Polycystic ovarian syndrome (PCOS) is an exceedingly common reproductive disorder, affecting an estimated 10% to 15% of reproductive-age women. The diagnosis of PCOS is a clinical one. In 2003, the ESHRE/ASRM consensus conference redefined PCOS as the presence of at least two out of the three following clinical criteria:

  1. Irregular menstrual cycles
  2. Evidence of extra male hormones, as determined either by clinical examination or by blood tests
  3. Ultrasound demonstrating ovaries with numerous small follicles (PCO-appearing ovaries)

Previously, only patients with irregular menstrual cycles were thought to have PCOS, so the expansion of this definition has led to some confusion among healthcare providers. Other features commonly associated with PCOS include obesity, insulin resistance, borderline diabetes, skin tags, and a velvety discoloration on the nape of the neck and inner thighs called acanthosis nigricans. The topic of PCOS can fill an entire book. In fact, several books have been devoted to this subject. Although this condition was originally described by Drs. Stein and Leventhal in 1935, our understanding of PCOS has advanced significantly in the last decade.

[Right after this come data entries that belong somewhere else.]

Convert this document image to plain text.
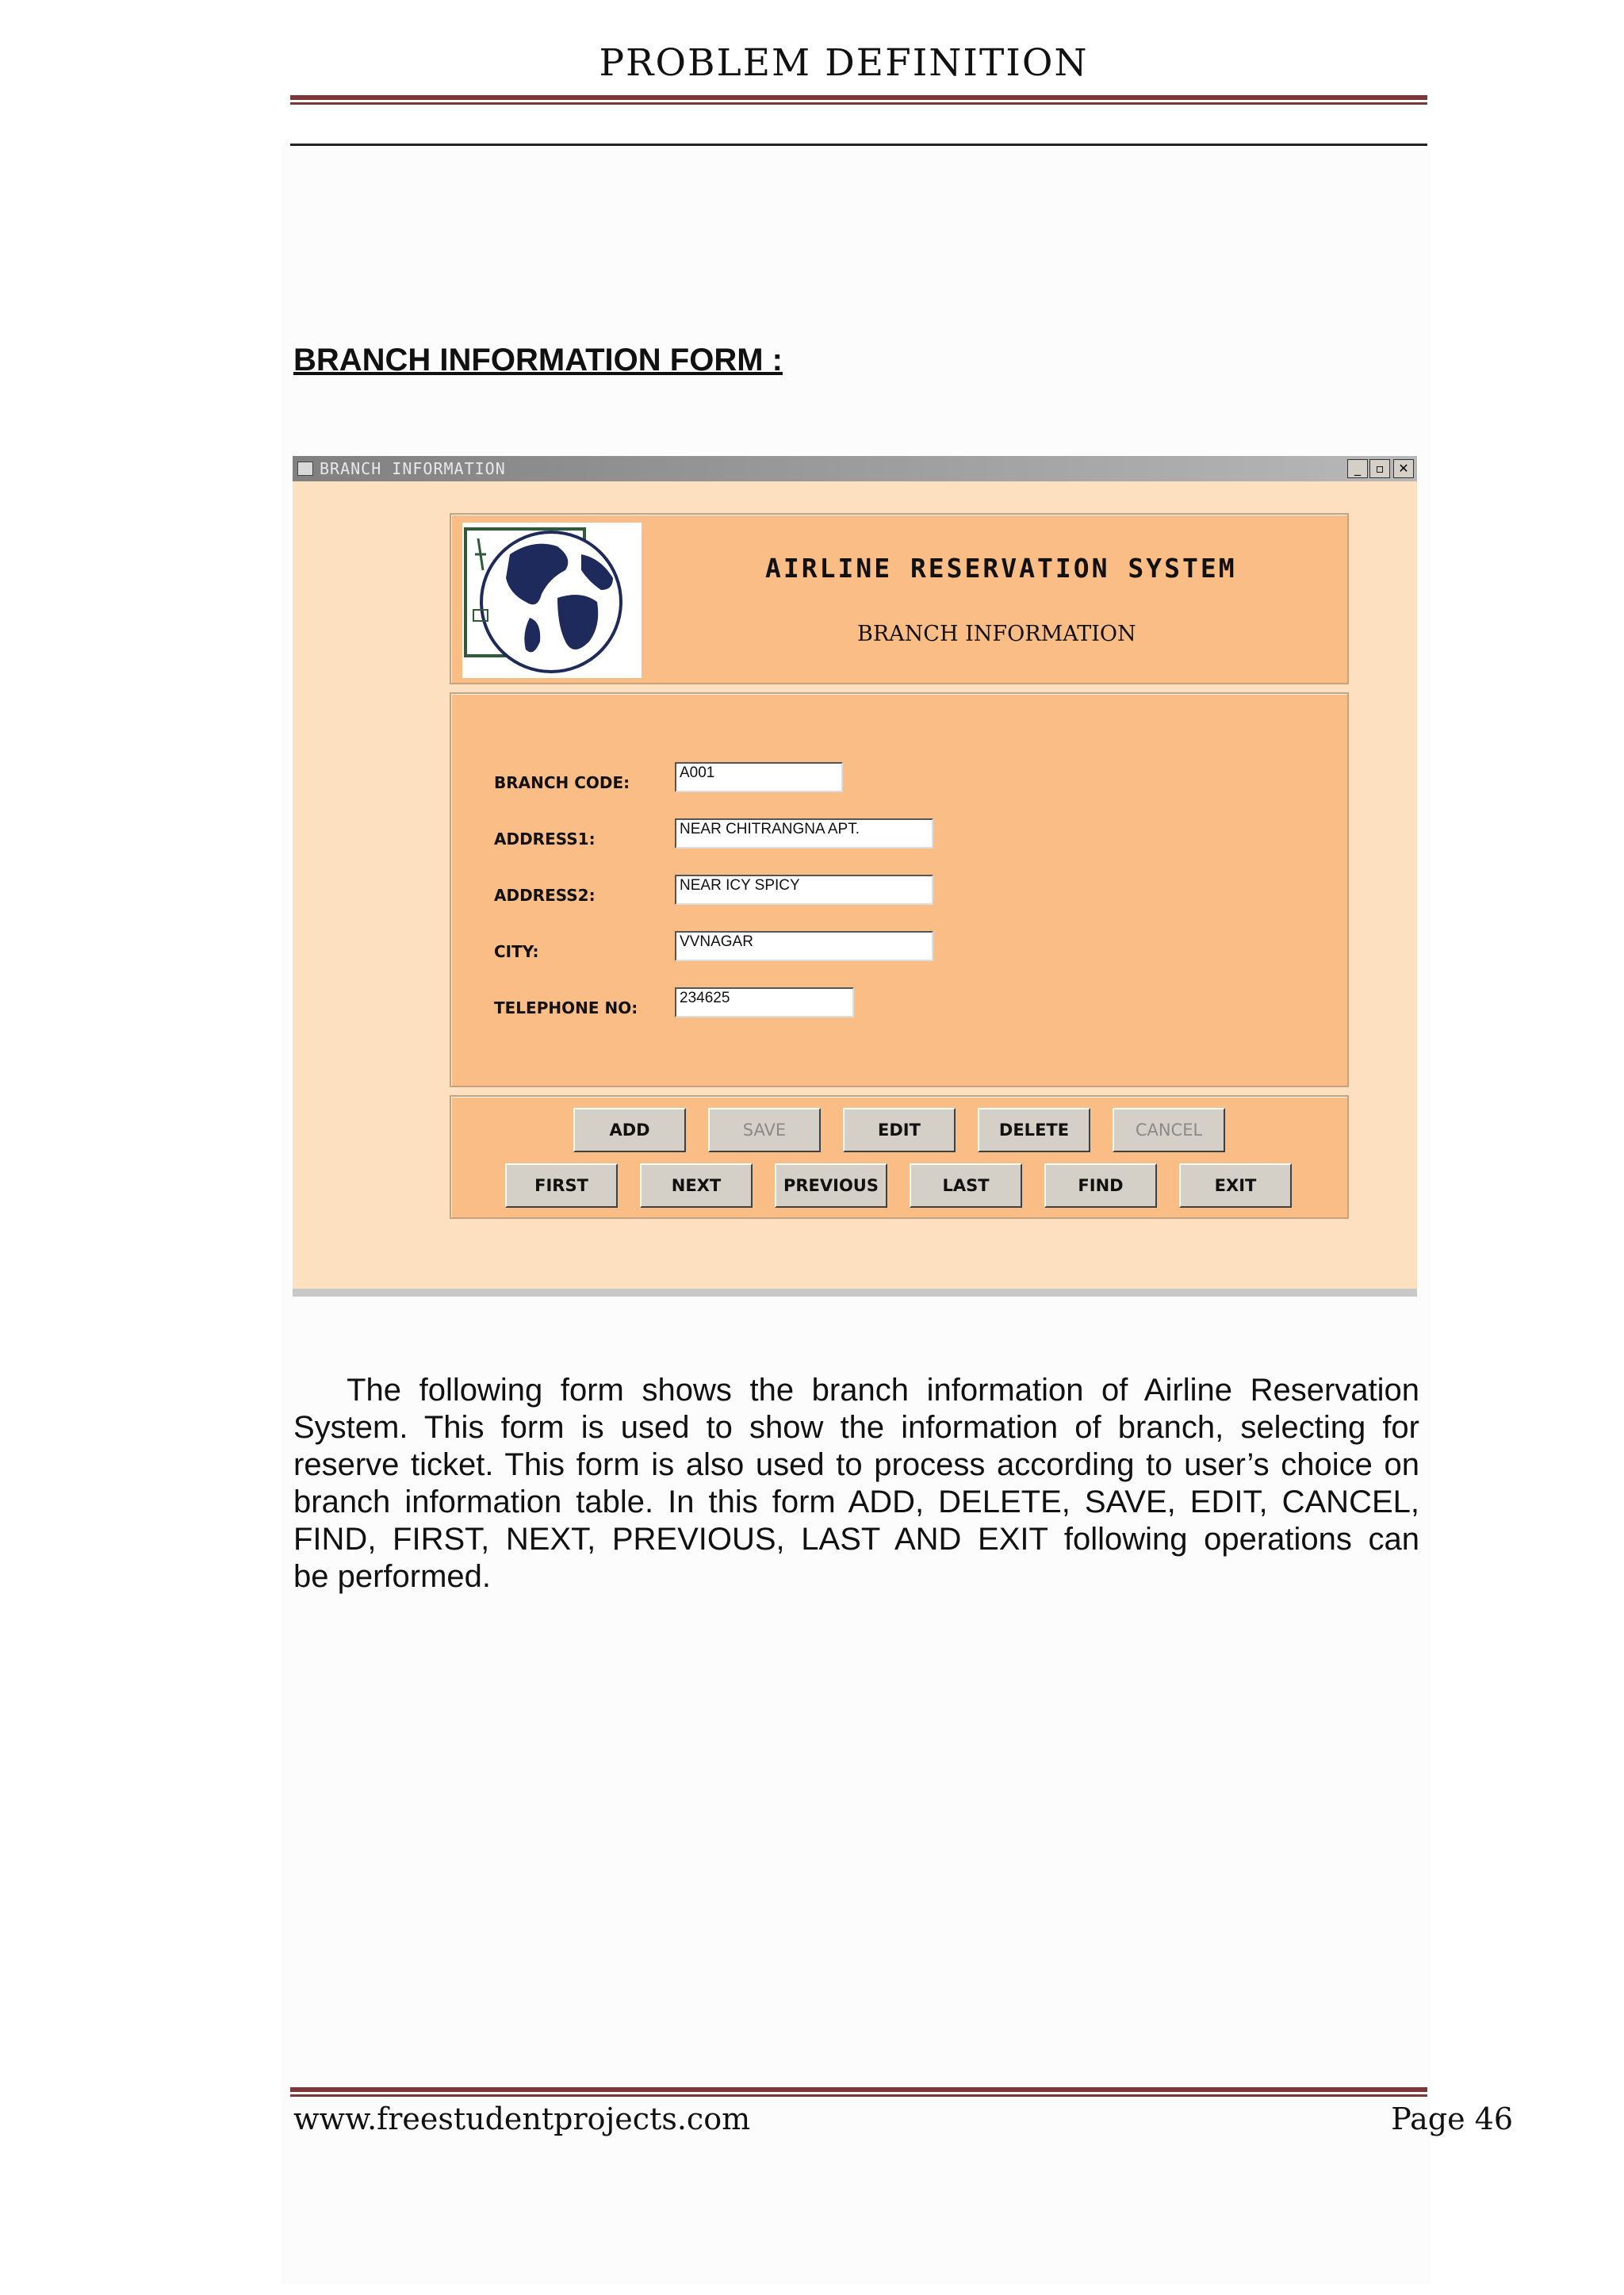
PROBLEM DEFINITION
BRANCH INFORMATION FORM :
BRANCH INFORMATION	_	▫	✕
AIRLINE RESERVATION SYSTEM
BRANCH INFORMATION
BRANCH CODE:
A001
ADDRESS1:
NEAR CHITRANGNA APT.
ADDRESS2:
NEAR ICY SPICY
CITY:
VVNAGAR
TELEPHONE NO:
234625
ADD	SAVE	EDIT	DELETE	CANCEL
FIRST	NEXT	PREVIOUS	LAST	FIND	EXIT
The following form shows the branch information of Airline Reservation
System. This form is used to show the information of branch, selecting for
reserve ticket. This form is also used to process according to user’s choice on
branch information table. In this form ADD, DELETE, SAVE, EDIT, CANCEL,
FIND, FIRST, NEXT, PREVIOUS, LAST AND EXIT following operations can
be performed.
www.freestudentprojects.com	Page 46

Originally, PCOS was thought to be an anatomical problem in which a thickened coating around the ovary prevented ovulation. It is now agreed that PCOS represents a hormonal imbalance. At the heart of this disorder is insulin resistance. Insulin is a hormone secreted by the pancreas and induces your body to store the sugar circulating in the bloodstream. Individuals who fail to produce insulin as a result of an autoimmune disorder require insulin therapy to maintain normal blood sugar levels. These patients are referred to as having insulin dependent diabetes (also known as type 1 diabetes).

The majority of patients with impaired glucose metabolism actually suffer from insulin resistance rather than insulin deficiency. That is, the cells of their bodies are not sensitive to the effects of insulin, so they require ever-increasing amounts of insulin to be released from the pancreas until appropriate blood levels of glucose are obtained. These patients are commonly referred to as having non-insulin-dependent diabetes (also known as type 2 diabetes or adult-onset diabetes). Despite the name of the disease, persons with type 2 diabetes may require insulin injections to maintain normal glucose levels depending on their degree of insulin resistance.

Insulin resistance is likely a genetic disorder. This explains why adult-onset type 2 diabetes is so prevalent in certain families and in certain ethnic groups. In patients who are insulin resistant, the excessive levels of insulin affect not only their metabolism, but also their reproductive system. Insulin directly affects the release of reproductive hormones from the pituitary gland and directly stimulates ovarian production of male hormones. Thus the presence of excess insulin results in a local environment that is not conducive to follicle growth. The multiple follicles that fail to mature produce excessive male hormones, resulting in acne and abnormal hair growth commonly encountered in women with PCOS. Obesity itself also increases insulin resistance, so patients can find themselves trapped in a vicious cycle of irregular cycles and worsening weight gain. Women who have always had regular periods during their entire life but suddenly gain significant weight may frequently resemble patients with PCOS. In these cases, weight loss by itself may restore normal cycles and improve fertility.

Kristin comments:

Looking back at my early menstrual cycles, it should have come as no surprise that my reproductive system was not in normal working order. I had extremely heavy periods, but they were never regular. Sometimes I would go months without a period. I didn’t think much about it until my husband and I started trying to get pregnant. I went off the pill and got a period about 2 months later. I began charting my basal body temperature and discovered that I was not ovulating. I decided to be proactive and saw my OB, who confirmed that I have PCOS. This diagnosis was further confirmed at my first RE visit. The doctor did a transvaginal ultrasound, which showed that both of my ovaries were covered with many small follicles. I did meet the clinical criteria for diagnosing PCOS, but I did not exhibit any of the outwardly apparent features—obesity, skin tags, acanthosis nigricans.